Views: 0 Author: Site Editor Publish Time: 2025-07-08 Origin: Site
Recently, a study on the use of Large Language Models (LLMs) for autonomous control of spacecraft has attracted attention. Researchers tested the performance of ChatGPT in spacecraft manipulation through simulated competitions. The results showed that ChatGPT achieved excellent second place in the autonomous spacecraft simulation competition, second only to a model based on different equations. This achievement not only demonstrates the potential application of LLM in the aerospace field, but also provides new ideas for the development of future aerospace autonomous systems.
With the continuous development of aerospace technology and the increasing number of satellites, humans will no longer be able to manually control all satellites in the future. In addition, in deep space exploration, the limitation of the speed of light makes it impossible for us to directly control spacecraft in real time. Therefore, developing robot systems that can make autonomous decisions has become an important development direction in the aerospace field. In order to promote innovation in related technologies, aerospace researchers have created the "Kambala Space Program Differential Game Challenge" based on the popular game "Kambala Space Program" in recent years. This challenge provides researchers with a relatively realistic environment for designing, experimenting, and testing autonomous systems. The competition includes various scenarios, such as tasks of chasing and intercepting satellites, as well as tasks of evading detection.
In an upcoming paper to be published in the journal Advances in Space Research, an international research team introduces their competition proposal: a commercial LLM similar to ChatGPT and Llama. The reason why researchers chose to use LLM is that traditional autonomous system development methods require multiple training, feedback, and optimization, while the mission of the Kambala Challenge is to simulate real-world situations as realistically as possible, which means that the task may only last for a few hours, making continuous optimization of the model impractical. In contrast, LLM has already been trained on a large amount of human text, so in the best case scenario, they only need a small amount of careful cue word engineering and a few attempts to find the appropriate context for a specific situation.
According to IT Home, in order to enable LLM to actually manipulate spacecraft, researchers have developed a method that describes the status and objectives of the spacecraft in text form and transmits it to LLM, requesting advice on how to adjust and manipulate the spacecraft. Subsequently, researchers developed a conversion layer to transform LLM's text-based output into functional code capable of operating simulated spacecraft. Through a series of simple prompts and some fine-tuning, researchers successfully enabled ChatGPT to complete many of the testing tasks in the challenge and ultimately achieved second place in the competition.

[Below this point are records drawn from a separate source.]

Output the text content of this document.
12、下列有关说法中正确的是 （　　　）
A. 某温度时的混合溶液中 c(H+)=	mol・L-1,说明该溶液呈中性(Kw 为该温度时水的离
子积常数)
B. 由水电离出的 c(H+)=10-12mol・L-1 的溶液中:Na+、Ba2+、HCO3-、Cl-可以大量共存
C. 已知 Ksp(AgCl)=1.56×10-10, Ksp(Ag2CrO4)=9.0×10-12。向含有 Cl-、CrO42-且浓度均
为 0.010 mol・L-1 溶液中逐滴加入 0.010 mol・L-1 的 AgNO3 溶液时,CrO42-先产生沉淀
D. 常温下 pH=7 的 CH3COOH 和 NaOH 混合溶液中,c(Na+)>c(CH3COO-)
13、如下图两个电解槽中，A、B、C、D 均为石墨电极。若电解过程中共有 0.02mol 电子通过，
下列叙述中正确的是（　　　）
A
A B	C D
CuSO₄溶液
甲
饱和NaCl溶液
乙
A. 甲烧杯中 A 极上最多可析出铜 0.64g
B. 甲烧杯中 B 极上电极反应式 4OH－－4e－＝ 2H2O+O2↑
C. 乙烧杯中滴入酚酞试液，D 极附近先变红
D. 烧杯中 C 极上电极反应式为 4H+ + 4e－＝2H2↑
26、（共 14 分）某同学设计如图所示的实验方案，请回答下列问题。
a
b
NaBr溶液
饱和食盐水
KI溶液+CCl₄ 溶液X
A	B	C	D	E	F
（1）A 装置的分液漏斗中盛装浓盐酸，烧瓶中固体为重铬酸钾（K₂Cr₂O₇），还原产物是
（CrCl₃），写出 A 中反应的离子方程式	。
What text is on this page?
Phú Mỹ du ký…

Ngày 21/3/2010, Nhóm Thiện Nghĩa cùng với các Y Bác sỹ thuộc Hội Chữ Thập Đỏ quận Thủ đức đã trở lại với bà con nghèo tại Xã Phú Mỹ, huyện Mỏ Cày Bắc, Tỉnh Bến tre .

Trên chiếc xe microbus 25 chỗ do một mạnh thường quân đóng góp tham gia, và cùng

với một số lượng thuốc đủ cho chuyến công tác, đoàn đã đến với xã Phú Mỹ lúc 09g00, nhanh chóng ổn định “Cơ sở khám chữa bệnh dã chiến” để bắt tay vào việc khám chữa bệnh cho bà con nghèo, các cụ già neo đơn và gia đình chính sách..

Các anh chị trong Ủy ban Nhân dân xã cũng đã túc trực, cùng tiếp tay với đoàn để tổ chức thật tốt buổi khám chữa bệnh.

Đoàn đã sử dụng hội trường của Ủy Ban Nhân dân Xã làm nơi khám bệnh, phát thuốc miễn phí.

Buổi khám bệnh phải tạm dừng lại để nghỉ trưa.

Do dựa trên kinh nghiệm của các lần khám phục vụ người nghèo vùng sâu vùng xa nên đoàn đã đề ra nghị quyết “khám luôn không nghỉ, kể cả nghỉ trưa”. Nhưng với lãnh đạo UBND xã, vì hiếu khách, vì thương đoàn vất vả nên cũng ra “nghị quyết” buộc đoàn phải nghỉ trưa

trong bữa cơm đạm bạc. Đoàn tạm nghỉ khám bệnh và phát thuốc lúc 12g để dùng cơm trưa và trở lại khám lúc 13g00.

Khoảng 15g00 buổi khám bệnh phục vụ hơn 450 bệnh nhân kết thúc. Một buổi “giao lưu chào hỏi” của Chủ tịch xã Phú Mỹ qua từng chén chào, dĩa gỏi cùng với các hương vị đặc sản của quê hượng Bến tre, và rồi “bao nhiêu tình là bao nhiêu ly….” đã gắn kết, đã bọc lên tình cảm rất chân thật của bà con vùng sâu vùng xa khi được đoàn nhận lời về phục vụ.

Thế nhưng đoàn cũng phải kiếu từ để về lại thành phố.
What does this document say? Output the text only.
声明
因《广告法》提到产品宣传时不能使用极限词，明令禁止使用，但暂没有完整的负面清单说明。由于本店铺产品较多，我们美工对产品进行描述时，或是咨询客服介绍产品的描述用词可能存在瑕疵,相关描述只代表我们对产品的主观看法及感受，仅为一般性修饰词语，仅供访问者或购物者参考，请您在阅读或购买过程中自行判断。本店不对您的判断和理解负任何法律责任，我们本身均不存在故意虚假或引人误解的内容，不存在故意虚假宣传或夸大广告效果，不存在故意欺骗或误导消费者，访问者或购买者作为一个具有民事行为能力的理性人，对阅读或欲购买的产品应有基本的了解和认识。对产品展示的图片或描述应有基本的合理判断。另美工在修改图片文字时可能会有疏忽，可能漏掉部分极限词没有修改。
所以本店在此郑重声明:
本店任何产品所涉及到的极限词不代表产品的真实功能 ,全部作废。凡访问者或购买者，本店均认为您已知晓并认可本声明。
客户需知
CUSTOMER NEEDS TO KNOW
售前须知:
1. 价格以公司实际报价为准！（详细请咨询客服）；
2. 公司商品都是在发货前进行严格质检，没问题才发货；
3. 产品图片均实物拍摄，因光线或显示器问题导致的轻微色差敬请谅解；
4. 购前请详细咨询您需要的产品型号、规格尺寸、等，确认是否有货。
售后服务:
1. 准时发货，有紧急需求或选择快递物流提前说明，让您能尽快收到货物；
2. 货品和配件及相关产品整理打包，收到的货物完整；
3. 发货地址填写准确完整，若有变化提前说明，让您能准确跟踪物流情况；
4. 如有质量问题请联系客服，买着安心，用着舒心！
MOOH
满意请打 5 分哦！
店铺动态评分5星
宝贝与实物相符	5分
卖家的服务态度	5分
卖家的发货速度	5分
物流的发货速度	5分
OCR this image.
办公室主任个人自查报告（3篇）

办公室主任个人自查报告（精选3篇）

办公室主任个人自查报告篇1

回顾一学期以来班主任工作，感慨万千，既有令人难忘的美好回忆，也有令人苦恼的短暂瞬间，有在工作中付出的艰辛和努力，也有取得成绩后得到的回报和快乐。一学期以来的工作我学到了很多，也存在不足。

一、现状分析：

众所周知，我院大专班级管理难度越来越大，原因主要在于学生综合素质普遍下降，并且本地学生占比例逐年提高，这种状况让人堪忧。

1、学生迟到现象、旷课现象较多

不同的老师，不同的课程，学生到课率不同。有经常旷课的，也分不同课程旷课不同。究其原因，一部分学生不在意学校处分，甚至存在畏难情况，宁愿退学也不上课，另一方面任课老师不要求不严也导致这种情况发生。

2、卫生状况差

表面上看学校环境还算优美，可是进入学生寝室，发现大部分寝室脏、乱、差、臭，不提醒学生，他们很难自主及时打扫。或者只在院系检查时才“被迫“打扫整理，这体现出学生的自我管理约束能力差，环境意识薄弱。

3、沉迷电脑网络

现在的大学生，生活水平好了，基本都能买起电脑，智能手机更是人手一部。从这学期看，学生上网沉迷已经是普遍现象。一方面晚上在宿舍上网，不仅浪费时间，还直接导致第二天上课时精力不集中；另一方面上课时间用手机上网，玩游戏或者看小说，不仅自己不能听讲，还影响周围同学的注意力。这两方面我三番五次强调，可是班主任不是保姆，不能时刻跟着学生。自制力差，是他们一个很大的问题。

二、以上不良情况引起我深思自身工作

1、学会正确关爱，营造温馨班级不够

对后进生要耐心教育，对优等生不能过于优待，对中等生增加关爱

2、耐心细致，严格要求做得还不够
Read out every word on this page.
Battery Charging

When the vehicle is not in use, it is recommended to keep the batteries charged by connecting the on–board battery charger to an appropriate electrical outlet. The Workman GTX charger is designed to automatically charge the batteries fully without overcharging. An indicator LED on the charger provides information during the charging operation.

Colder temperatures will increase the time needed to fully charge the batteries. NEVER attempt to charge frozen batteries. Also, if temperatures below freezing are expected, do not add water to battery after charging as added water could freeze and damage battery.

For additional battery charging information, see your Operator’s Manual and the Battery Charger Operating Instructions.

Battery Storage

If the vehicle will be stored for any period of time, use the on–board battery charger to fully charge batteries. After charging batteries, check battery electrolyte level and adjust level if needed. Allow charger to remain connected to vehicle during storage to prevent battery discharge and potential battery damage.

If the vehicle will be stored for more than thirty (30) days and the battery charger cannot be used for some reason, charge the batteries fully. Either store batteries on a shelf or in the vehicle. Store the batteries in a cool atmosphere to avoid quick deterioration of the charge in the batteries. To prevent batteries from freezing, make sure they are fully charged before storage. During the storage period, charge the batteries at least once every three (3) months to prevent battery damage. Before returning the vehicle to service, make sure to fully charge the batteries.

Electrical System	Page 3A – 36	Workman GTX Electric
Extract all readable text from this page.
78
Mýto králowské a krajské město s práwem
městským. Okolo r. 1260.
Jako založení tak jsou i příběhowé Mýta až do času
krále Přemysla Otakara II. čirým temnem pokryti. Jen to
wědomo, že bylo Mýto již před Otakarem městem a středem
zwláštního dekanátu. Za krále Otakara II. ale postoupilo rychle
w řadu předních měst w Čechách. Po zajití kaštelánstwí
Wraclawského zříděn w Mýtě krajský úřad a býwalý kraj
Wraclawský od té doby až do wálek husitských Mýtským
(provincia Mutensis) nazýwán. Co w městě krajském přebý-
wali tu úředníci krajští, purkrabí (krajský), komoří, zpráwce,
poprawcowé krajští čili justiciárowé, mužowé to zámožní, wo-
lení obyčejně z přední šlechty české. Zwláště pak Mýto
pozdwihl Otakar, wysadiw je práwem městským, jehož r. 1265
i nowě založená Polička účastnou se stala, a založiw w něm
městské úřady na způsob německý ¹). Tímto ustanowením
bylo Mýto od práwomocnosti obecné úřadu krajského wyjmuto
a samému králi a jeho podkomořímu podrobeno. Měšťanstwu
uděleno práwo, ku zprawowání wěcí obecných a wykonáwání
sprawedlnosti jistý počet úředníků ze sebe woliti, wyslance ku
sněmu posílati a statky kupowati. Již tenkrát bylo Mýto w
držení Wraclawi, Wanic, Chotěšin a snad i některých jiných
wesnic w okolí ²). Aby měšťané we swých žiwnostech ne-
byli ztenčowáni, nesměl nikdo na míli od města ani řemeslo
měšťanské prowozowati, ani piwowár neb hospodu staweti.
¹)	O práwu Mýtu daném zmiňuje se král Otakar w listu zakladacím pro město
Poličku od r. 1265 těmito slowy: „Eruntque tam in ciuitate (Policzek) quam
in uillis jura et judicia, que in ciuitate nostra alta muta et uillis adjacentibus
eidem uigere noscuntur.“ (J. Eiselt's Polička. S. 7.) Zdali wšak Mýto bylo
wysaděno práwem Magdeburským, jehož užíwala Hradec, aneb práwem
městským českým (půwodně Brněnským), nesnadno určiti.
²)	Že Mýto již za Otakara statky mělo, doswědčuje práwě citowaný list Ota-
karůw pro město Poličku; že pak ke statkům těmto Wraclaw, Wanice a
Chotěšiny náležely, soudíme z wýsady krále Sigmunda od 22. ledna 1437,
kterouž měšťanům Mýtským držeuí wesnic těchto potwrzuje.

It is worth noting that these research works were completed before the latest version 4.0 of ChatGPT was released. However, the application of LLM in the aerospace field still faces many challenges, especially the problem of avoiding "illusions" (i.e. meaningless and unreasonable outputs). In real-world scenarios, such erroneous outputs can have catastrophic consequences. However, this research result still fully demonstrates that even existing LLMs can be applied in unexpected ways to practical work after absorbing a large amount of human knowledge.